Aaron Ruben (1914-2010)

Aaron Ruben, who produced the first five seasons of The Andy Griffith Show, passed away on January 30th at the age of 90. Ruben started his television career in 1953 writing for The Milton Berle Show and later Caesar’s Hour. From 1960 to 1965 he produced The Andy Griffith Show (he also wrote several episodes, directed a few and served as story consultant). Ruben created Gomer Pyle, U.S.M.C., which spun-off the character of Gomer Pyle (played by Jim Nabors) into his own sitcom. The pilot episode aired as part of The Andy Griffith Show in May of 1964. Gomer Pyle, U.S.M.C. premiered in September of 1964 and ran until 1969. Ruben produced Headmaster, which starred Andy Griffith, and later the first three seasons of Sanford & Son (writing more than a dozen episodes). He also wrote episodes of C.P.O. Sharkey and The Stockard Channing Show and served as creative consultant on Matlock during the early 1990s.

Obituaries can be found at The Los Angeles Times and Variety. A ten-part interview from 1999 can be found at the Archive of American Television.

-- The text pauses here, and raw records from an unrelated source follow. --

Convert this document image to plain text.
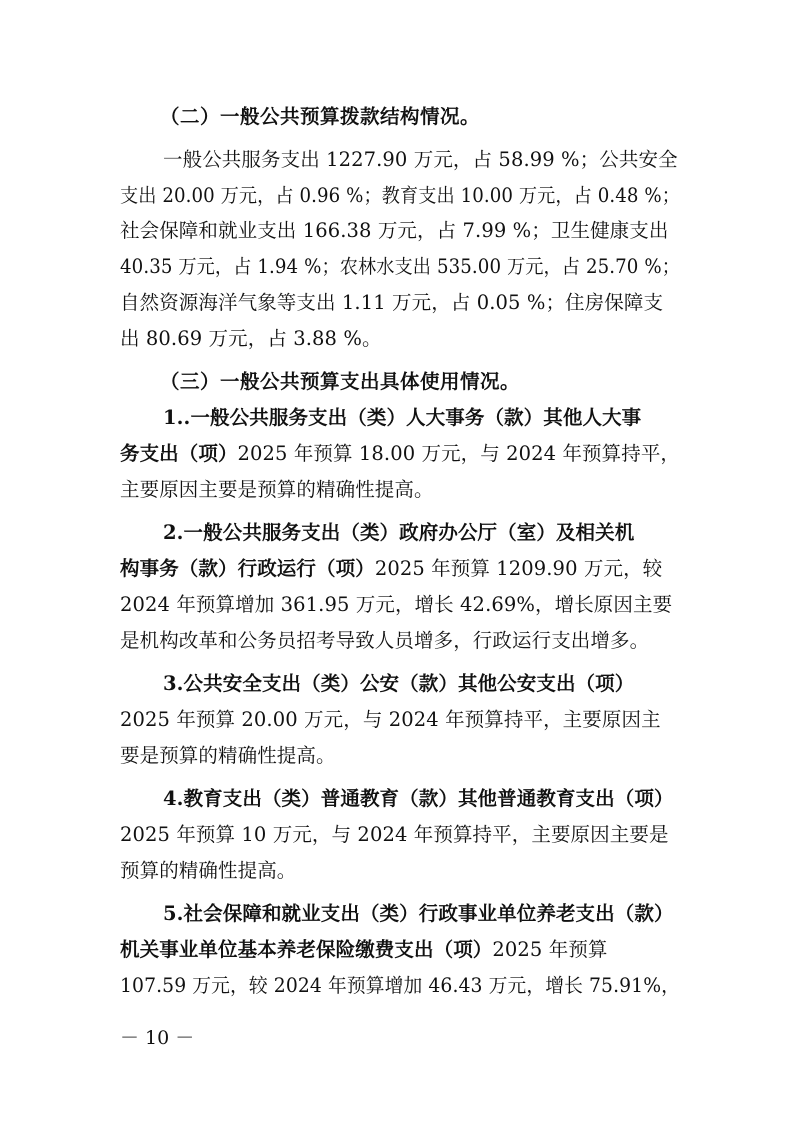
（二）一般公共预算拨款结构情况。
一般公共服务支出 1227.90 万元，占 58.99 %；公共安全
支出 20.00 万元，占 0.96 %；教育支出 10.00 万元，占 0.48 %；
社会保障和就业支出 166.38 万元，占 7.99 %；卫生健康支出
40.35 万元，占 1.94 %；农林水支出 535.00 万元，占 25.70 %；
自然资源海洋气象等支出 1.11 万元，占 0.05 %；住房保障支
出 80.69 万元，占 3.88 %。
（三）一般公共预算支出具体使用情况。
1..一般公共服务支出（类）人大事务（款）其他人大事
务支出（项）2025 年预算 18.00 万元，与 2024 年预算持平，
主要原因主要是预算的精确性提高。
2.一般公共服务支出（类）政府办公厅（室）及相关机
构事务（款）行政运行（项）2025 年预算 1209.90 万元，较
2024 年预算增加 361.95 万元，增长 42.69%，增长原因主要
是机构改革和公务员招考导致人员增多，行政运行支出增多。
3.公共安全支出（类）公安（款）其他公安支出（项）
2025 年预算 20.00 万元，与 2024 年预算持平，主要原因主
要是预算的精确性提高。
4.教育支出（类）普通教育（款）其他普通教育支出（项）
2025 年预算 10 万元，与 2024 年预算持平，主要原因主要是
预算的精确性提高。
5.社会保障和就业支出（类）行政事业单位养老支出（款）
机关事业单位基本养老保险缴费支出（项）2025 年预算
107.59 万元，较 2024 年预算增加 46.43 万元，增长 75.91%，
－ 10 －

(Via Sitcoms Online Message Boards.)


2 Comments

  • Barry I. Grauman says:

    Ruben also co-wrote Berle’s 1947-’48 NBC radio show with Nat Hiken, later joining his staff on “THE PHIL SILVERS SHOW”. Aaron also wrote several of Andy Griffith’s comedy routines for Capitol records in the early ’60s, most notable “Andy and Cleopatra”, where, under the guise of a “professor”, he tells the “class” his version of Cleopatra’s involvement with Julius Caesar and Marc Anthony {including the part where he quotes Julius Caesar as saying to Cleo, “‘Ars mutandis loga vita- mutandis brevis’…and that means, ‘As sure as the vine twines ’round the stump, you are my darlin’, sugar lump!’ E-even in high school, he was good at writin’ poetry…”}.

    A very talented man, indeed.

  • ERIC R. PLEASANT says:

    Aaron Rueben also developed the SANFORD AND SON series and produced the first two seasons before Redd Foxx chased him away and the show went downhill soon afterwards.